2. 人工的な変異や欠失が少ないcDNA合成工程にPCR反応や制限酵素処理を含まないので、これらの処理によって生成されることの多い、変異や欠失を含む可能性が極めて低い。
3. 希少遺伝子や超長鎖遺伝子を含む出発材料のmRNAが微量で済むので、mRNAの発現量や長さによるバイアスがかからず、希少遺伝子や超長鎖遺伝子の完全長cDNAが合成される。
   実際、7kbp以上のインサートを有するクローンを多数含んでおり (Kato, S. et al., 2005; Oshikawa, M. et al., 2008, 2011)、これまでに同定された最長のクローンは13kbpであった (Oshikawa, M. et al., 2011)。
4. 多くのバリアントを含む
   前項と同じ理由により、希少遺伝子も効率良くクローン化されるので、希少遺伝子であっても転写開始点・スプライシング・ポリA付加部位が異なる多くのバリアントを含んでいる (Oshikawa, M. et al., 2008, 2011)。
5. cDNAの向きが一定であるベクタープライマーを使用しているためcDNAインサートの向きが一義的に決まる。
   従って、アンチセンス遺伝子由来のcDNAの同定が容易にできる (Oshikawa, M. et al., 2008, 2011)。

RNAソース:
ARライブラリー：ヒト網膜色素上皮細胞株ARPE-19 (CRL-2302, ATCC)
RBライブラリー：ヒトレチノブラストーマ細胞株Y79 (HTB-18, ATCC)

完全長cDNA合成法:
ベクターキャッピング法（V-キャッピング法, Kato, S. et al., 2005, 2011）

使用ベクター:
pKA1 (Kato, S. et al, 1994)に由来する下記のベクター
pKA1U5 (accession no. AB191256 (map of pKA1U5), Kato, S. et al., 2005)
pGCAP1 (accession no. AB191257 (map of pGCAP1), Kato, S. et al., 2005)
pGCAP10 (accession no. AB371573 (map of pGCAP10), Oshikawa, M. et al., 2008)

完全長cDNAの5’端配列の特徴:
各ベクター（小文字）と完全長cDNA（大文字）の境界の配列を下記に示す。ベクター配列とcDNA 5’端配列の間に、1個のG（赤字）が挿入されるが、Gの前に何かしらの塩基 (単独または複数のT, 単独のGが多い) が挿入される場合もある(Kato, S. et al., 2005)。ベクタープライマー作製時、制限酵素処理が完全でないために、余分なベクター配列が残存する場合がある (Kato, S. et al., 2011)。ポリAの下流にNotI部位がある。
pKA1U5 (EcoRI site is underlined):
…(vector)..tatagggaattccacccccctggtggat-G-GCTCT..(cDNA)…

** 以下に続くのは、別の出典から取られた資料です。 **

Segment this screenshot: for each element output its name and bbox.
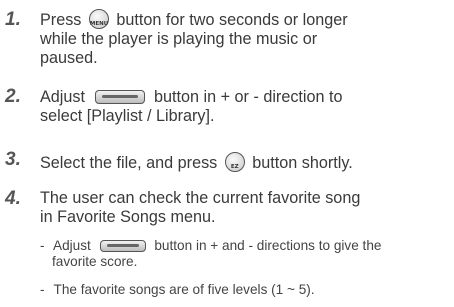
step-text: Press MENU button for two seconds or lon… — [40, 9, 448, 68]
step-text-line2: while the player is playing the music or — [40, 30, 318, 48]
step-text-post: button shortly. — [252, 154, 353, 172]
step-text-line2: in Favorite Songs menu. — [40, 208, 216, 226]
jog-bar-button-icon — [99, 240, 146, 252]
step-text: Adjust button in + or - direction to sel… — [40, 88, 448, 126]
step-text-pre: Select the file, and press — [40, 154, 218, 172]
note-text-line2: favorite score. — [52, 254, 138, 269]
note-text: The favorite songs are of five levels (1… — [53, 282, 315, 297]
step-text-line2: select [Playlist / Library]. — [40, 107, 215, 125]
step-text-line3: paused. — [40, 49, 98, 67]
step-text-post: button for two seconds or longer — [116, 11, 348, 29]
ez-button-icon: EZ — [224, 152, 245, 172]
step-text: Select the file, and press EZ button sho… — [40, 152, 448, 173]
step-text-post: button in + or - direction to — [154, 88, 343, 106]
note-2: - The favorite songs are of five levels … — [40, 282, 444, 298]
step-number: 4. — [5, 188, 21, 209]
note-1: - Adjust button in + and - directions to… — [40, 238, 444, 270]
step-text-pre: Press — [40, 11, 82, 29]
step-text-pre: Adjust — [40, 88, 85, 106]
step-number: 2. — [5, 86, 21, 107]
note-dash: - — [40, 282, 45, 297]
jog-bar-button-icon — [94, 90, 145, 104]
note-text-pre: Adjust — [53, 238, 91, 253]
step-text-line1: The user can check the current favorite … — [40, 189, 361, 207]
note-dash: - — [40, 238, 45, 253]
menu-button-icon: MENU — [88, 9, 109, 29]
step-number: 3. — [5, 149, 21, 170]
note-text-post: button in + and - directions to give the — [154, 238, 382, 253]
step-text: The user can check the current favorite … — [40, 189, 448, 227]
step-number: 1. — [5, 9, 21, 30]
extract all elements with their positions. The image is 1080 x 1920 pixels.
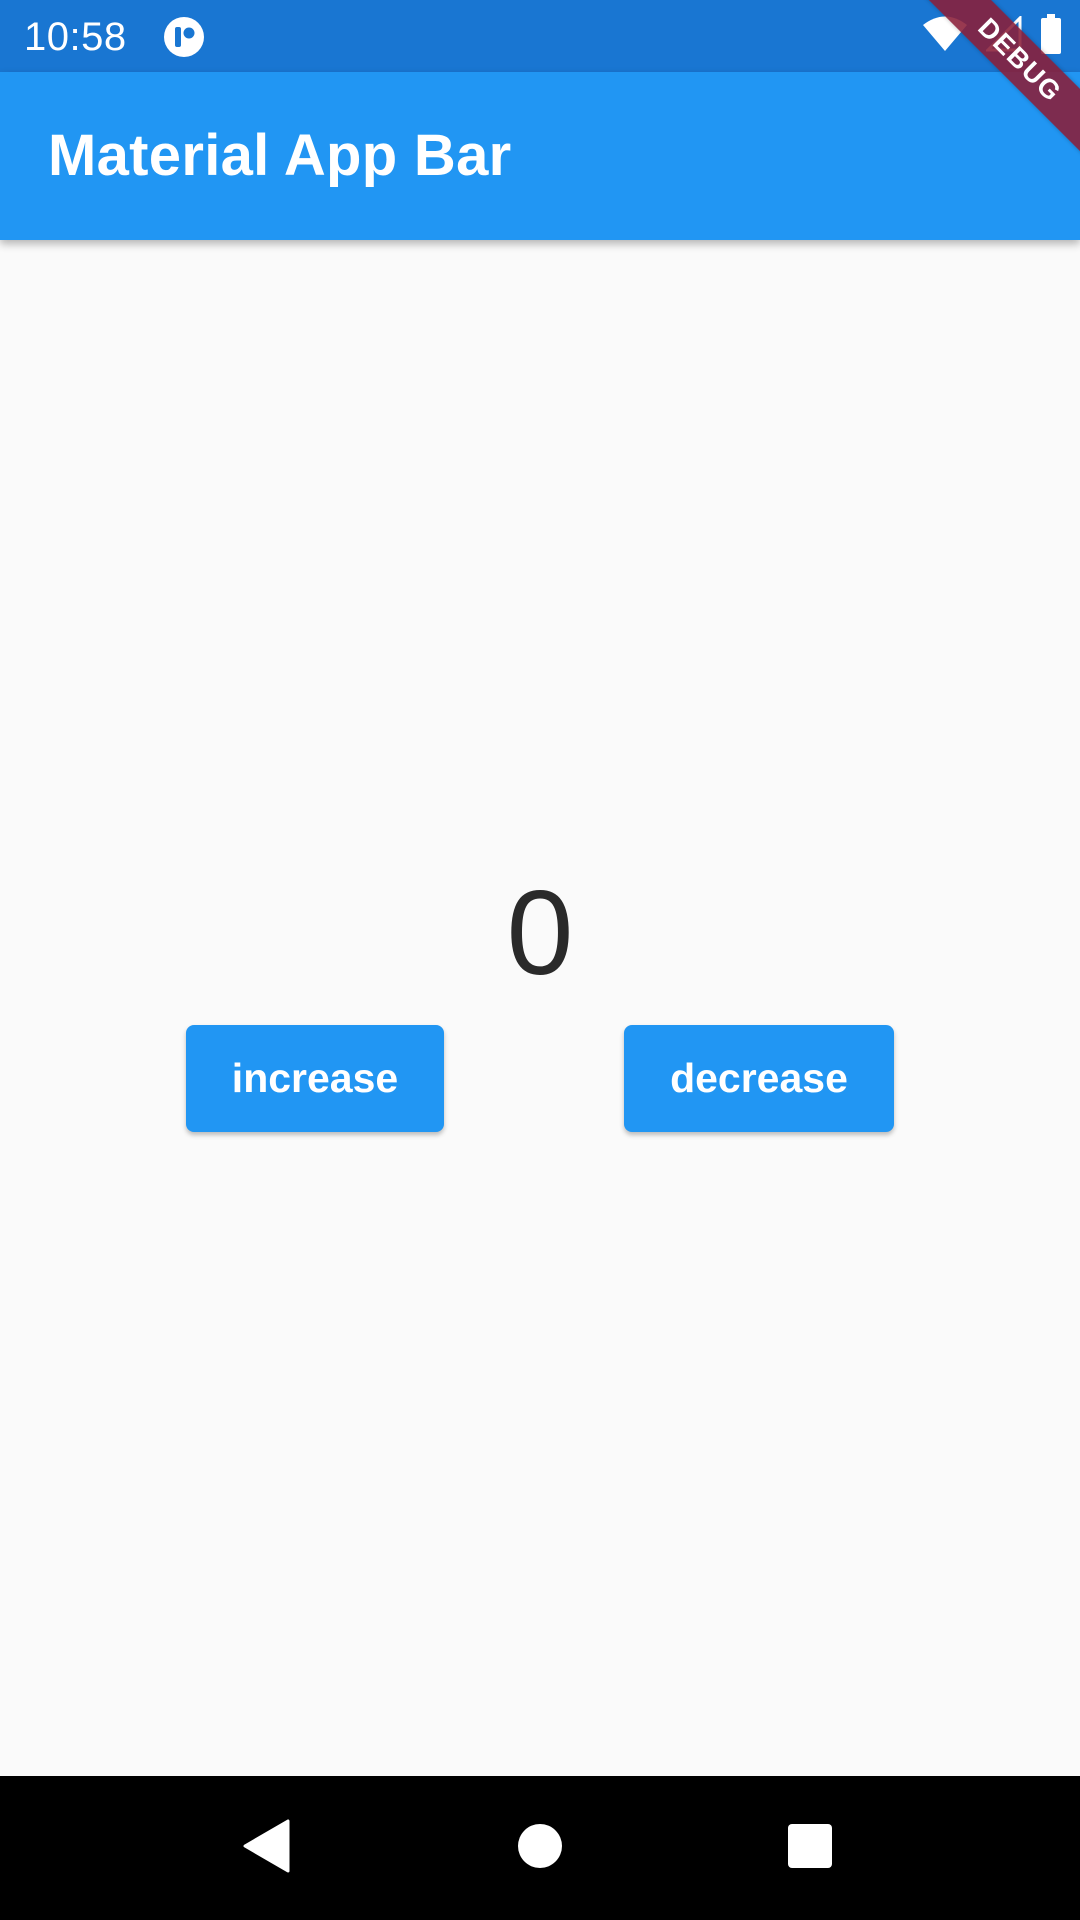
app-bar-title: Material App Bar — [48, 123, 512, 188]
notification-app-icon — [163, 16, 205, 58]
back-icon — [242, 1819, 292, 1878]
home-button[interactable] — [490, 1798, 590, 1898]
increase-button[interactable]: increase — [186, 1025, 444, 1132]
status-time: 10:58 — [24, 15, 127, 59]
recents-icon — [787, 1823, 833, 1874]
back-button[interactable] — [217, 1798, 317, 1898]
app-bar: Material App Bar — [0, 72, 1080, 240]
navigation-bar — [0, 1776, 1080, 1920]
recents-button[interactable] — [760, 1798, 860, 1898]
status-bar: 10:58 — [0, 0, 1080, 72]
counter-value: 0 — [506, 866, 574, 1000]
home-icon — [517, 1823, 563, 1874]
decrease-button[interactable]: decrease — [624, 1025, 894, 1132]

pGCAP1 (EcoRI site is underlined):
…(vector)..tatagggaattccttaagattt-G-GCTCT..(cDNA)…

pGCAP10 (SwaI site is underlined):
…(vector)..tatagggaatttaaatgaatt-G-GCTCT..(cDNA)…

References:
これらのヒト完全長cDNAクローンの開発と解析の研究成果は、下記論文で発表されています。

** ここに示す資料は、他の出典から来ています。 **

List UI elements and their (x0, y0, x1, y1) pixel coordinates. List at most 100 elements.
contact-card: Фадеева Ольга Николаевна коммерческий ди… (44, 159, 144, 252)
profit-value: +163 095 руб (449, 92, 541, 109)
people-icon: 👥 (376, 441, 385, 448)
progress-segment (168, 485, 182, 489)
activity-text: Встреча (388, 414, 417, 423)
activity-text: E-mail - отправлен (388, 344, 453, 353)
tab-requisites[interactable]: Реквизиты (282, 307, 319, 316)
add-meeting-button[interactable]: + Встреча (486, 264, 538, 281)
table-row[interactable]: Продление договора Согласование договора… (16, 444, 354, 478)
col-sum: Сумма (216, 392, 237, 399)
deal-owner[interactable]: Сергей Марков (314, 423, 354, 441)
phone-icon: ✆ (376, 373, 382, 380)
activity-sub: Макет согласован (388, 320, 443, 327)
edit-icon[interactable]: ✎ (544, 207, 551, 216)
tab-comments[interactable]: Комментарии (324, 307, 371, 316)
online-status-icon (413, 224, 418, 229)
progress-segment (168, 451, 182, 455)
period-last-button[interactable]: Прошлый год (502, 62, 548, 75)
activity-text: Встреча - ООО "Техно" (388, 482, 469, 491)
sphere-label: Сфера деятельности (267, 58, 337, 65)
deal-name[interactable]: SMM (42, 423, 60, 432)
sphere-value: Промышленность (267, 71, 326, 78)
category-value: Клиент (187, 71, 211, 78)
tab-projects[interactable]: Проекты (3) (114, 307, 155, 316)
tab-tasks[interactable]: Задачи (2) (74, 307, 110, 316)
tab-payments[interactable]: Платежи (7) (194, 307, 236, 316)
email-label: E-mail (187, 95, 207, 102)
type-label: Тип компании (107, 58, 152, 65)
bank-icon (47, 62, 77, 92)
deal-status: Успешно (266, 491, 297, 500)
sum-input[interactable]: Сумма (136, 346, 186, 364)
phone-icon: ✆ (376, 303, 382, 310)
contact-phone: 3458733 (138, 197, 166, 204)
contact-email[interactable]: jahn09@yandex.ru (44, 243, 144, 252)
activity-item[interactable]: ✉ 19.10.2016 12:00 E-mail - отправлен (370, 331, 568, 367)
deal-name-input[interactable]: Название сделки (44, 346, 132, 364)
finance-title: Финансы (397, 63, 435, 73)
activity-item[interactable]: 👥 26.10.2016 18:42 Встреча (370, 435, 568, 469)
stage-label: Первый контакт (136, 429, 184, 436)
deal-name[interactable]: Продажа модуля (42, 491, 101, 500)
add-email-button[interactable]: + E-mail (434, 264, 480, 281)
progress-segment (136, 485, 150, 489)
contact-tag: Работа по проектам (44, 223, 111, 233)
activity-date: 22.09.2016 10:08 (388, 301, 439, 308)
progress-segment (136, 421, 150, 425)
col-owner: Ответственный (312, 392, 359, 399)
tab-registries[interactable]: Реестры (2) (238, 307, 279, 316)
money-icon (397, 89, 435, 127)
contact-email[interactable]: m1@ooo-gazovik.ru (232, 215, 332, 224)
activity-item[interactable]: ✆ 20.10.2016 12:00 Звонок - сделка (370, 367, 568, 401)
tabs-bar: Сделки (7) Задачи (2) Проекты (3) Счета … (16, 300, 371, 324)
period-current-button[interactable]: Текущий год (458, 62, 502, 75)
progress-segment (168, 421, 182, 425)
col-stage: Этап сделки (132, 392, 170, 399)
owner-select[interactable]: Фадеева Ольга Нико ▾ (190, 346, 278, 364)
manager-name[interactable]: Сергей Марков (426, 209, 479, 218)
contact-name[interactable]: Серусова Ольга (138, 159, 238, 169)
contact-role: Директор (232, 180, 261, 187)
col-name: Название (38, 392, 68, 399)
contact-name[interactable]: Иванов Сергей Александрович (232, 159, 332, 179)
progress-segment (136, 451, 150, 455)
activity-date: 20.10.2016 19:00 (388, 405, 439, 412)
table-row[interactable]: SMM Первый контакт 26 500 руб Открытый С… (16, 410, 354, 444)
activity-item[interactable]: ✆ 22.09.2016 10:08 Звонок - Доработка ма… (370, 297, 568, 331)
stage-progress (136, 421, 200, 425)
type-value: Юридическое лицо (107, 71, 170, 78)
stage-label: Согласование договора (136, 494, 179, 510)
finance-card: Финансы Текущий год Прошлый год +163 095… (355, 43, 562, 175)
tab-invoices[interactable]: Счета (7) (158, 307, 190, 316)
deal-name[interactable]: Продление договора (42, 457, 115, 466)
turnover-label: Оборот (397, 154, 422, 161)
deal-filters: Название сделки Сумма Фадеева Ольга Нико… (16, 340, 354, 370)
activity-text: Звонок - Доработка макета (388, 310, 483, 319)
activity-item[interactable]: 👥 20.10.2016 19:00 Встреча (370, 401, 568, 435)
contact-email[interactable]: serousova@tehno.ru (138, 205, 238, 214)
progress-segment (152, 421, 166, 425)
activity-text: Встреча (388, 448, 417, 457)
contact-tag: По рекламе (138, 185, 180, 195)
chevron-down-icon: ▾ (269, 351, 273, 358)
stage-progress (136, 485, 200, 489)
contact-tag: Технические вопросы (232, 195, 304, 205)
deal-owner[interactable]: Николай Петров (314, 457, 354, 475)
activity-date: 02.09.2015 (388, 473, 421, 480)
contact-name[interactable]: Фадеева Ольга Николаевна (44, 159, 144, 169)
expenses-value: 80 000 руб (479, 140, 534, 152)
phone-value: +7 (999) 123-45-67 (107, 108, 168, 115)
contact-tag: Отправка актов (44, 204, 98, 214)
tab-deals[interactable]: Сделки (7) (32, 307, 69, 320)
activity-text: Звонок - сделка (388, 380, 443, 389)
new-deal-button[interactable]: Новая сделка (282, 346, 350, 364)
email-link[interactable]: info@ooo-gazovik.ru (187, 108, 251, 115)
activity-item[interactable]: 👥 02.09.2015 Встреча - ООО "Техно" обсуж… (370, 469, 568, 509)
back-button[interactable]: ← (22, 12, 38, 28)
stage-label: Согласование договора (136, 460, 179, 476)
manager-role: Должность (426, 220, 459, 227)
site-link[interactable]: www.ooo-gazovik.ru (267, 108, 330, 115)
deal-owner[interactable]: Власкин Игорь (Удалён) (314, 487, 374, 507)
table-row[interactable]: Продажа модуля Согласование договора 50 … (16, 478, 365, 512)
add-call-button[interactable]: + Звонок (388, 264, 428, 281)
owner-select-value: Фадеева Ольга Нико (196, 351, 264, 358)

1. Kato, S. Identification of genuine alternative splicing variants for rare or long-sized transcripts. In: DiMaggio S. and Braschipp E. eds. New Developments in Alternative Splicing Research. New York, Nova Biomedical. p.89-108, 2013. [pdf]
2. Oshikawa M, Tsutsui C, Ikegami T, Fuchida Y, Matsubara M, Toyama S, Usami R, Ohtoko K, Kato S. Full-length transcriptome analysis of human retina-derived cell lines ARPE-19 and Y79 using the vector-capping method. Invest Ophthalmol Vis Sci. 52 (9), 6662-6670, 2011.
3. Oshikawa M, Sugai Y, Usami R, Ohtoko K, Toyama S, Kato S. Fine expression profiling of full-length transcripts using a size-unbiased cDNA library prepared with the vector-capping method. DNA Res. 15 (3), 123-136, 2008.
4. Kato S, Oshikawa M, Ohtoko K. Full-length transcriptome analysis using a bias-free cDNA library prepared with the vector-capping method. Methods Mol Biol. 729, 53-70, 2011.
5. Kato S, Ohtoko K, Ohtake H, Kimura T. Vector-capping: a simple method for preparing a high-quality full-length cDNA library. DNA Res. 12 (1), 53-62, 2005.
6. Kato, S., Sekine, S., Oh S., Kim, N., Umezawa, Y., Abe, N., Yokoyama-kobayashi, M., Aoki, T. Construction of human full-length cDNA bank. Gene 150, 243-250, 1994.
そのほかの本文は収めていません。